Monday, May 12, 2008

'Romantic' (continued)

'Romance' and 'realism' have always been very different words with generally incompatible meanings.

No one ever thought that the medieval romances described the adventures of historic personages—until Cervantes invented a character who is profoundly confused on just this point and made of him a new kind of hero in a new kind of book: not only the first novel but the first realistic novel. More realistic than what? More realistic than the romances that had been feeding the imagination not only of Don Quixote but of many earlier generations of readers. It is of the essence of Cervantes' novel that most of the people that Don Quixote meets know what he is talking about when he describes himself as a “knight errant”--they may not have actually read the romances he refers to (though some have) but they understand the Chivalric code that the Don lives by; they just don't think it's relevant to the lives that they and everyone else they know are living.

“More realistic than what?” Realism is relative: there's no such thing as 'absolute' realism. Is 'romantic relative, in the same way? I'm not sure.

The English tourists who 'discovered' the Swiss Alps in the 18th century may have been the first romantics. They thought those mountains were 'sublime'--a new word and idea invented or rather taken over from Latin for just this purpose. The peasants who actually lived there just thought these mountains were a nuisance—a difficult and dangerous part of the world to have been unluckily born in. No one had ever climbed these mountains for the fun of it—or just because they were “there” which is how foolish people now talk about the climbing of mountains.

Romanticism changed the way we think about mountains and nature. Those Swiss peasants woke up one day to find that their luck had changed thanks to the gods of history. Mountains and mountain climbing had just become profitable.

Those late 18th and early 19th century romantics could afford to contemplate nature—-wild, not domesticated nature; they had the money and the time; they were largely middle-class types and perhaps the first non-aristocratic leisure class.

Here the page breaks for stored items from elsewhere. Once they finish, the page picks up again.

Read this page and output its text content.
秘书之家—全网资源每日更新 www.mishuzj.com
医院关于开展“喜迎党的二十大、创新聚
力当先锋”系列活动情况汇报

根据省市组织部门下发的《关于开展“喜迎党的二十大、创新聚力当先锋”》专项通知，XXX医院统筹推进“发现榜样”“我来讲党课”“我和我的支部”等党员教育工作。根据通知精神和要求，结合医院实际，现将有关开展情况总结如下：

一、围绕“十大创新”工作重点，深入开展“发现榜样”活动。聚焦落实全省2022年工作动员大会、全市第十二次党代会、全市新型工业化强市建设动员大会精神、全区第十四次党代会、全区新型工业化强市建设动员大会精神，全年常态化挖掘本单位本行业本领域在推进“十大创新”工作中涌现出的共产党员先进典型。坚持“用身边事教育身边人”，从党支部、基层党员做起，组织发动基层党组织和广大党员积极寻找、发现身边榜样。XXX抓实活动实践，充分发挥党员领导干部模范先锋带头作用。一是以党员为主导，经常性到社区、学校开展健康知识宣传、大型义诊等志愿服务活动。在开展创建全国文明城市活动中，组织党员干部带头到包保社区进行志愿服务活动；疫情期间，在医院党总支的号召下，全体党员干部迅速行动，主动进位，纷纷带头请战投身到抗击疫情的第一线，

Can we lay it down as a law of history then, that romantic ideas and attitudes are never (or almost never) invented by aristocrats or proletarians? Romanticism--like serious science, philosophy and art--is mostly a middle-class or bourgeois development?

Aristocracies are too smug or too anxious to think new thoughts—they pay others to do that for them. A famous line from a 19th century romantic poem, Axel, by Villiers de l'Isle-Adam—in fact the only line the poem is famous for—says in all seriousness of the life devoted to the religion of Art that the hero, Axel, and his lover propose to lead, “As for living, we'll leave that to our servants.” Axel as I remember is supposed by the scion of some noble family. The lives of peasants and proletarians, on the other hand, are too desperate for anything but survival.

One thing is pretty clear about the word 'romantic': if we want to understand what it means, we have to look at the ways it is used. (Any lexicographer could have told me that.) 'Romanticism' is another and different kind of story altogether.